Of the nine statues that line the Commonwealth Avenue mall, only one is dedicated to women: the Boston Women’s Memorial. There, a life-sized bronze statue of Abigail Adams faces the Public Garden, her arms crossed.
Guide Leah Sause from Hub Town Tours said that posture and gaze are no coincidence; Adams is “staring directly at George Washington down Commonwealth Avenue, directly challenging those revolutionary ideals.”
Next to Abigail Adams is the text from her now-famous private letter dated March 31, 1776 to her husband John Adams: “I desire you would remember the ladies and be more generous and favorable to them than your ancestors. Do not put such unlimited power into the hands of the husbands.”
‘Remember the ladies’
While “remember the ladies” is often used as a rallying cry for women’s rights and interpreted as advocacy for suffrage, some historians say the true meaning is likely more nuanced. The idea? That tyranny wasn’t merely a distant political issue involving a corrupt king or empire; it could show up as domestic tyranny at home.
“I think that people today want ’remember the ladies’ to mean, ’Give women political rights, give women the right to vote,’” said Cassandra Good, an associate professor of history at Marymount University. “But it’s actually something a lot more basic. What she’s talking about is basically giving wives better protection from abuse by their husbands because she’s going on to say all men would be tyrants if they could.”
While John Adams didn’t directly act on his wife’s request, her call to include women in the narrative of America’s founding — and her ability to push boundaries — left a mark.
Restraints at home
Historians note that in March of 1776, when Adams made that plea, married women had few legal rights under the doctrine of coverture.
“This legal term … determines married women’s role in the British colonies and in England at this time, and basically puts the wife under the legal control of the husband,” Good said. “Her identity is subsumed under the husband’s.”
The Revolution hadn’t officially begun, but ideas of independence were spreading. John Adams was stationed in Philadelphia at the Constitutional Convention, while Abigail Adams managed the farm and cared for the couple’s young children in Braintree.
Sara Georgini, editor for the Adams Family Papers at the Massachusetts Historical Society, said there are layers to the famous phrase.
“One, she’s saying, please remember the women have made equal contributions to this revolution,” Georgini said, standing next to the original letter, which is enclosed in a glass case along with Abigail’s cloth pocket and jewelry.

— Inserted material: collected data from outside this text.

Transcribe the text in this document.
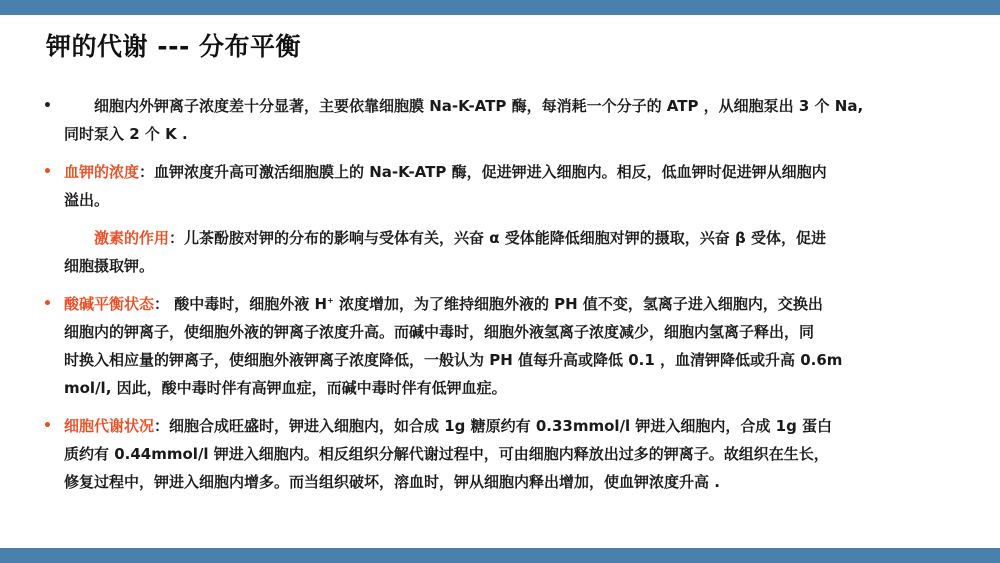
钾的代谢 --- 分布平衡
•	细胞内外钾离子浓度差十分显著，主要依靠细胞膜 Na-K-ATP 酶，每消耗一个分子的 ATP ，从细胞泵出 3 个 Na,
同时泵入 2 个 K .
• 血钾的浓度：血钾浓度升高可激活细胞膜上的 Na-K-ATP 酶，促进钾进入细胞内。相反，低血钾时促进钾从细胞内
溢出。
激素的作用：儿茶酚胺对钾的分布的影响与受体有关，兴奋 α 受体能降低细胞对钾的摄取，兴奋 β 受体，促进
细胞摄取钾。
• 酸碱平衡状态： 酸中毒时，细胞外液 H+ 浓度增加，为了维持细胞外液的 PH 值不变，氢离子进入细胞内，交换出
细胞内的钾离子，使细胞外液的钾离子浓度升高。而碱中毒时，细胞外液氢离子浓度减少，细胞内氢离子释出，同
时换入相应量的钾离子，使细胞外液钾离子浓度降低，一般认为 PH 值每升高或降低 0.1 ，血清钾降低或升高 0.6m
mol/l, 因此，酸中毒时伴有高钾血症，而碱中毒时伴有低钾血症。
• 细胞代谢状况：细胞合成旺盛时，钾进入细胞内，如合成 1g 糖原约有 0.33mmol/l 钾进入细胞内，合成 1g 蛋白
质约有 0.44mmol/l 钾进入细胞内。相反组织分解代谢过程中，可由细胞内释放出过多的钾离子。故组织在生长，
修复过程中，钾进入细胞内增多。而当组织破坏，溶血时，钾从细胞内释出增加，使血钾浓度升高 .
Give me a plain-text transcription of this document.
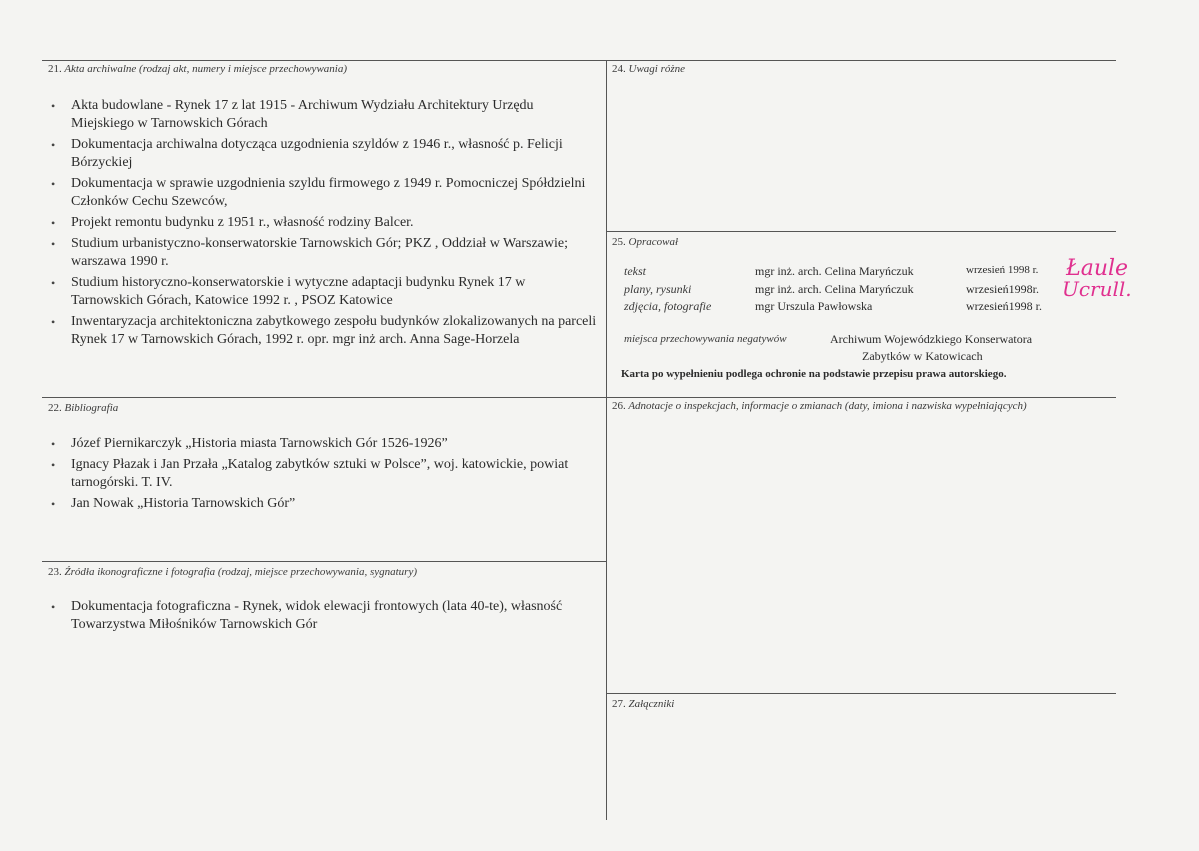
21. Akta archiwalne (rodzaj akt, numery i miejsce przechowywania)
• Akta budowlane - Rynek 17 z lat 1915 - Archiwum Wydziału Architektury Urzędu Miejskiego w Tarnowskich Górach
• Dokumentacja archiwalna dotycząca uzgodnienia szyldów z 1946 r., własność p. Felicji Bórzyckiej
• Dokumentacja w sprawie uzgodnienia szyldu firmowego z 1949 r. Pomocniczej Spółdzielni Członków Cechu Szewców,
• Projekt remontu budynku z 1951 r., własność rodziny Balcer.
• Studium urbanistyczno-konserwatorskie Tarnowskich Gór; PKZ , Oddział w Warszawie; warszawa 1990 r.
• Studium historyczno-konserwatorskie i wytyczne adaptacji budynku Rynek 17 w Tarnowskich Górach, Katowice 1992 r. , PSOZ Katowice
• Inwentaryzacja architektoniczna zabytkowego zespołu budynków zlokalizowanych na parceli Rynek 17 w Tarnowskich Górach, 1992 r. opr. mgr inż arch. Anna Sage-Horzela
22. Bibliografia
• Józef Piernikarczyk „Historia miasta Tarnowskich Gór 1526-1926”
• Ignacy Płazak i Jan Przała „Katalog zabytków sztuki w Polsce”, woj. katowickie, powiat tarnogórski. T. IV.
• Jan Nowak „Historia Tarnowskich Gór”
23. Źródła ikonograficzne i fotografia (rodzaj, miejsce przechowywania, sygnatury)
• Dokumentacja fotograficzna - Rynek, widok elewacji frontowych (lata 40-te), własność Towarzystwa Miłośników Tarnowskich Gór
24. Uwagi różne
25. Opracował
tekst	mgr inż. arch. Celina Maryńczuk	wrzesień 1998 r.
plany, rysunki	mgr inż. arch. Celina Maryńczuk	wrzesień1998r.
zdjęcia, fotografie	mgr Urszula Pawłowska	wrzesień1998 r.
Łaule
Ucrull.
miejsca przechowywania negatywów	Archiwum Wojewódzkiego Konserwatora
Zabytków w Katowicach
Karta po wypełnieniu podlega ochronie na podstawie przepisu prawa autorskiego.
26. Adnotacje o inspekcjach, informacje o zmianach (daty, imiona i nazwiska wypełniających)
27. Załączniki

“Just because you’re off making laws doesn’t mean I shouldn’t have a say in how they’re enacted,” Georgini continued. “So first, remembering women have equal citizenship, even if, secondly, under coverture, they really can’t own or bequeath property.”
Gender historians generally agree that Adams is talking about better treatment by husbands within marriage, Georgini said.
“Protecting from an abuse of power doesn’t mean just a king — it could be in your household as well,” Georgini said.
Good said the right to vote wouldn’t have been women’s top concern.
“If they don’t have a right to own property or be free of physical or sexual abuse, those would be more pressing issues,” Good said.
And John’s response?
Historians say John and Abigail had a happy marriage. Yet his response to the request that he “remember the ladies” was “dismissive” and a little playful, said Good.
“As to your extraordinary Code of Laws, I cannot but laugh,” John Adams wrote back to his wife.
Only a small part of the population could vote, if they were male property owners, so women’s suffrage would have been radical. At least 70 years would pass before suffrage was debated in public at the Seneca Falls Convention.
“I think that John Adams probably couldn’t have changed much if he wanted to,” Good said. “At the Constitutional Convention, they don’t even discuss women the entire time. It’s not even on the table.”
While he didn’t take public actions to advance women’s rights, it’s clear that John did value the political opinions of Abigail and other female relatives, Georgini said. While he was in London, he entrusted his daughter Nabby to decode sensitive diplomatic letters between him and Thomas Jefferson.
“Is it a great response? No. But does he have some kind of course of actions that point to the role of women in his life? Yes,” said Georgini.
The letter reflects Abigail’s innovation. She was John’s “one-woman cabinet,” Georgini said. She found loopholes around the restrictions of her time: while running the family household, she speculated in bonds, dabbled in a black-market trade operations and, in the same letter, references learning to make gunpowder.
Abigail was part of a network of women who wrote about and discussed politics.
“Women make excellent political thinkers in the American Revolution. Read all the women that you can because they are naturally suspicious of power and tyranny,” Georgini said.
A modern plea
While there is a “long history of people misunderstanding” Abigail’s quote, it can still have applications to modern times, according to Good.
“I think that perhaps the broadest possible meaning of ‘remember the ladies’ is when you are talking about politics or talking about history, don’t just talk about men — that you have to include women in the story,” she said.